Monday, January 30, 2006
The 'I couldn't care more' attitude doesn't seem to work wonder today. I am broken-hearted. That's just it. With every pause at work, I would sigh deep sighs. Tears would threaten to fall down although I am determined not to show it to the world. This too will come to pass, I keep on thinking. Whatever the pain I am going through now I would keep it to my solice. It is time to keep things to myself. It is also time to be brave. Things that are far from reality. I hate to admit it but I'm just not fine.
How do I keep the faith? Does God really love me? There is so much pain....
And then I opened PhilStar's Daily Dose. God loves each one of us as if there were but one of us to love. I am praying hard to continue believing....

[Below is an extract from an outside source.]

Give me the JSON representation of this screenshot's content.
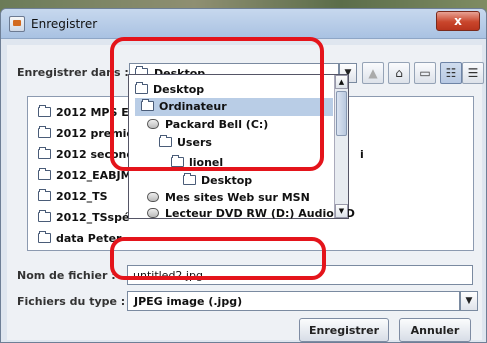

The only reliable way to know that God loves us is to consider everything He does for us each day. And if there’s still any doubt, think of what He did to save us! The Bible says, "God demonstrates His own love toward us, in that while we were still sinners, Christ died for us" (Romans 5:8). Yes, He has clothe me, fed me, gave me strength to enjoy snowboarding, provided me with warm shelter, good friends. I am struggling...
Yes, I'm struggling. But at the end of it all, I would still want to believe and keep my faith alive. All things will come to pass but His love will endure, as it always is, through all time.
My only prayer for today is to give me strength to face it. To give me will to move on. To give me enough faith to keep going even though the future seems bleak. To make me smile again.